Tuesday, March 09, 2004

Rejected!!!!

I wouldn't ordinarily share my shame with the world, but I was especially tickled by this one. A few months ago, I sent off a very old essay of mine to the Journal of the American Academy of Religion, in hopes that it might find a publishing home. Alas, it was not meant to be. Not even close!

This essay strikes me as exhibiting the worse [sic] sort of postmodern theological jargon. Way too many sentences and paragraphs are just indecipherable, with the apparent intention to make it sound profound. There are some interesting nuggets about Las Vegas, but these are just facts that have little do with the essay's aim. The author started with an interesting idea in terms of connecting the wager of Pascal and the wager of a gambler in Las Vegas, but the actual exposition ends up making both sides of the equation less clear, rather than more. I wouldn't encourage its revision . . . though perhaps its translation into English! [my emphasis]

Hee. I like that last line.

But, c'mon! Postmodern!! Ugh! Spat! Glurghghg! Hardly. I just re-read the paper in question, and I honestly do not get the criticism about its indeciperability.
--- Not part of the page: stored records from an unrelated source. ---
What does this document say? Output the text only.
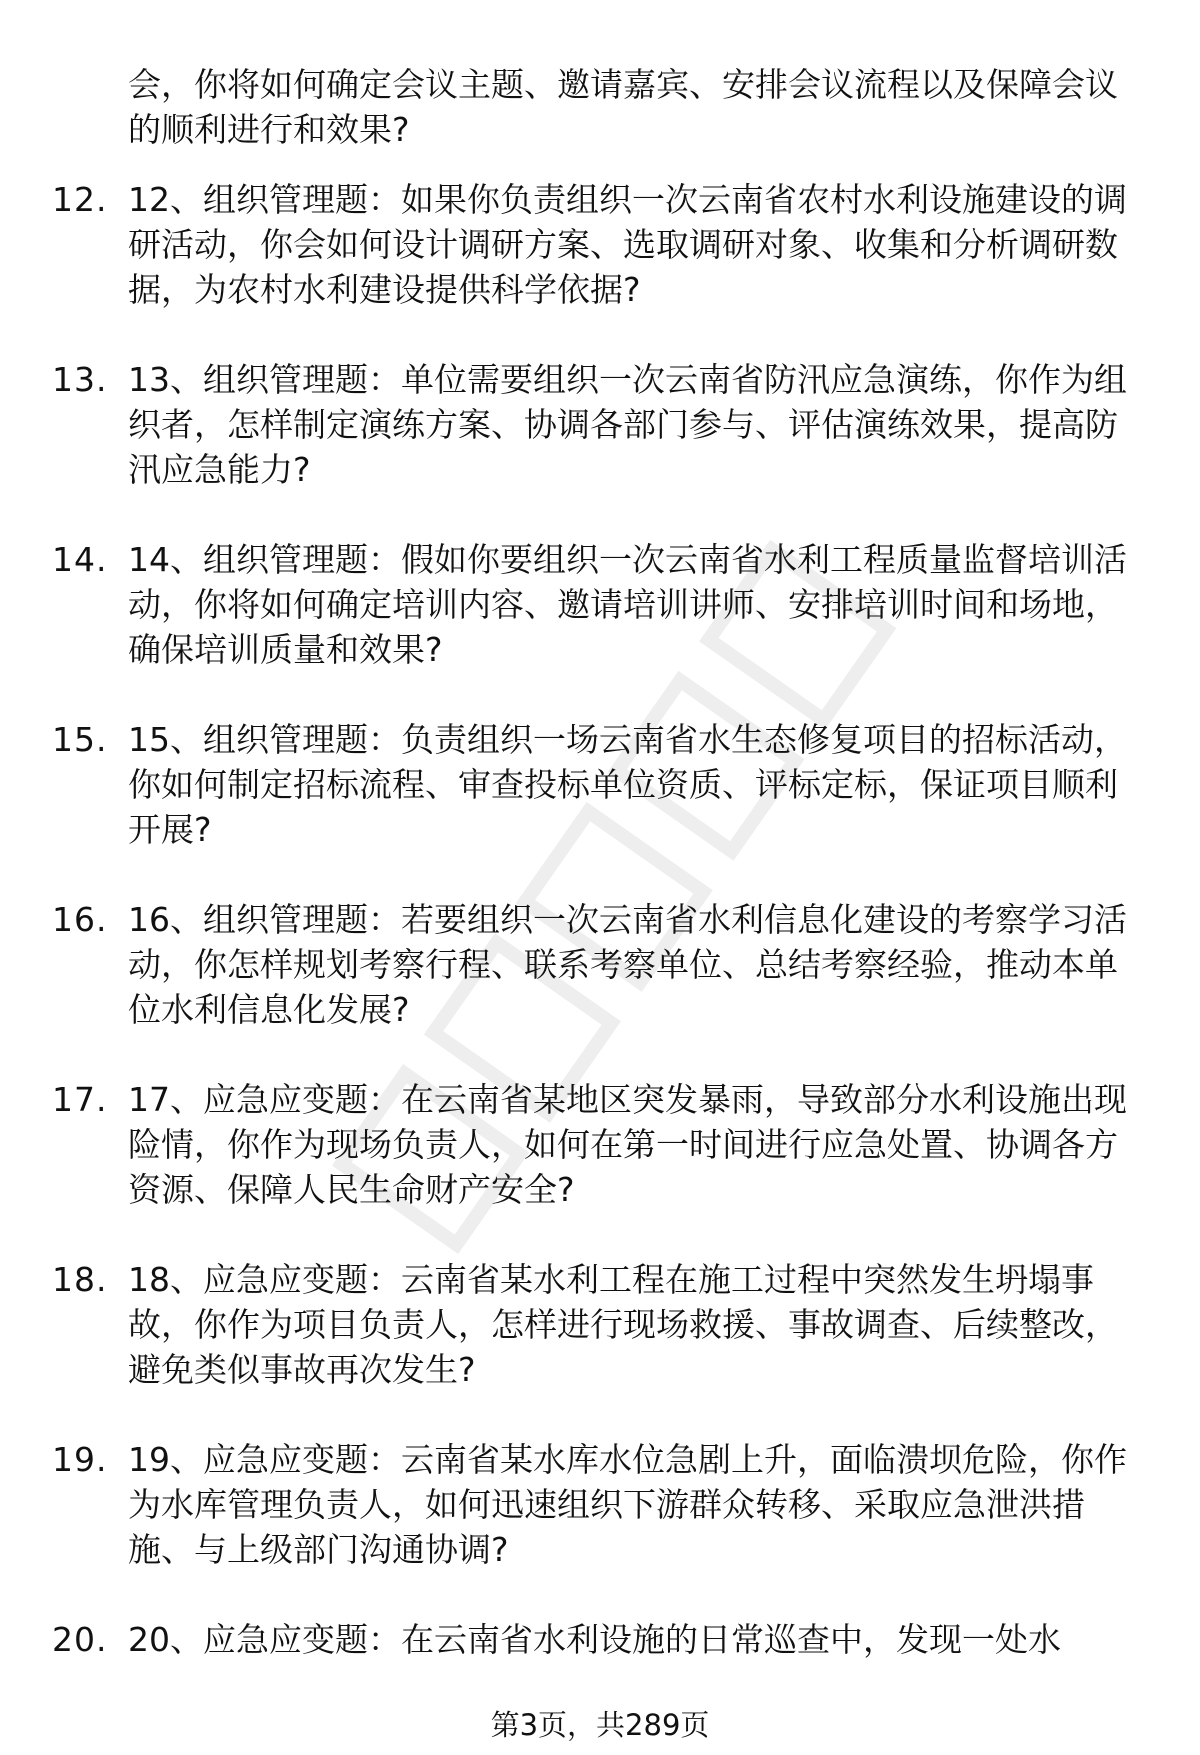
会，你将如何确定会议主题、邀请嘉宾、安排会议流程以及保障会议的顺利进行和效果?
12. 12、组织管理题：如果你负责组织一次云南省农村水利设施建设的调研活动，你会如何设计调研方案、选取调研对象、收集和分析调研数据，为农村水利建设提供科学依据?
13. 13、组织管理题：单位需要组织一次云南省防汛应急演练，你作为组织者，怎样制定演练方案、协调各部门参与、评估演练效果，提高防汛应急能力?
14. 14、组织管理题：假如你要组织一次云南省水利工程质量监督培训活动，你将如何确定培训内容、邀请培训讲师、安排培训时间和场地，确保培训质量和效果?
15. 15、组织管理题：负责组织一场云南省水生态修复项目的招标活动，你如何制定招标流程、审查投标单位资质、评标定标，保证项目顺利开展?
16. 16、组织管理题：若要组织一次云南省水利信息化建设的考察学习活动，你怎样规划考察行程、联系考察单位、总结考察经验，推动本单位水利信息化发展?
17. 17、应急应变题：在云南省某地区突发暴雨，导致部分水利设施出现险情，你作为现场负责人，如何在第一时间进行应急处置、协调各方资源、保障人民生命财产安全?
18. 18、应急应变题：云南省某水利工程在施工过程中突然发生坍塌事故，你作为项目负责人，怎样进行现场救援、事故调查、后续整改，避免类似事故再次发生?
19. 19、应急应变题：云南省某水库水位急剧上升，面临溃坝危险，你作为水库管理负责人，如何迅速组织下游群众转移、采取应急泄洪措施、与上级部门沟通协调?
20. 20、应急应变题：在云南省水利设施的日常巡查中，发现一处水
第3页，共289页
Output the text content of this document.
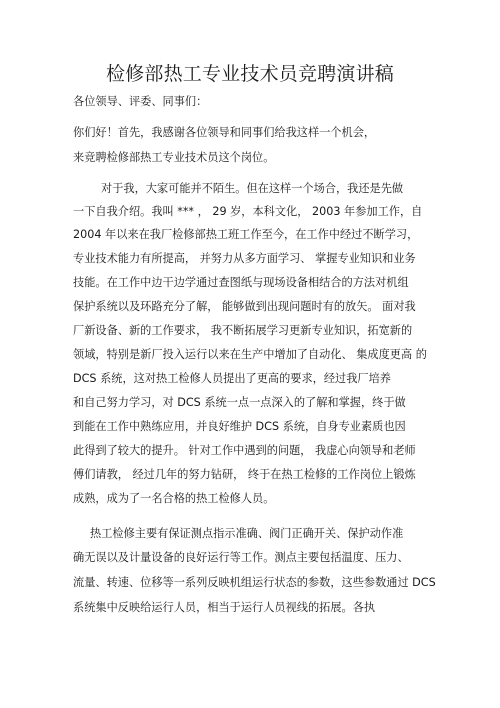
检修部热工专业技术员竞聘演讲稿
各位领导、评委、同事们：
你们好！首先，我感谢各位领导和同事们给我这样一个机会，
来竞聘检修部热工专业技术员这个岗位。
对于我，大家可能并不陌生。但在这样一个场合，我还是先做
一下自我介绍。我叫 *** ， 29 岁，本科文化， 2003 年参加工作，自
2004 年以来在我厂检修部热工班工作至今，在工作中经过不断学习，
专业技术能力有所提高， 并努力从多方面学习、 掌握专业知识和业务
技能。在工作中边干边学通过查图纸与现场设备相结合的方法对机组
保护系统以及环路充分了解， 能够做到出现问题时有的放矢。 面对我
厂新设备、新的工作要求， 我不断拓展学习更新专业知识，拓宽新的
领域，特别是新厂投入运行以来在生产中增加了自动化、 集成度更高 的
DCS 系统，这对热工检修人员提出了更高的要求，经过我厂培养
和自己努力学习，对 DCS 系统一点一点深入的了解和掌握，终于做
到能在工作中熟练应用，并良好维护 DCS 系统，自身专业素质也因
此得到了较大的提升。 针对工作中遇到的问题， 我虚心向领导和老师
傅们请教， 经过几年的努力钻研， 终于在热工检修的工作岗位上锻炼
成熟，成为了一名合格的热工检修人员。
热工检修主要有保证测点指示准确、阀门正确开关、保护动作准
确无误以及计量设备的良好运行等工作。测点主要包括温度、压力、
流量、转速、位移等一系列反映机组运行状态的参数，这些参数通过 DCS
系统集中反映给运行人员，相当于运行人员视线的拓展。各执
It's freakin' philosophical theology! The problem in the past, in my estimation, is that this stuff was entirely too clear, too pedantic . . . too damn interpretively fascist! The problem in the present, so it seems, is that I don't lay down the interpretive grid for my papers, which will in turn function as their yellow brick road of final determinate meaning. I have definite reasons for doing this; namely, this ain't science. Then again, the problem could be as simple as: I no rite clearsome.

I've always thought this might prove to be my academic undoing; or at least I'd get roughed up enough prior to the submission of my thesis that I'd learn from my mistakes and make the necessary changes. We shall see.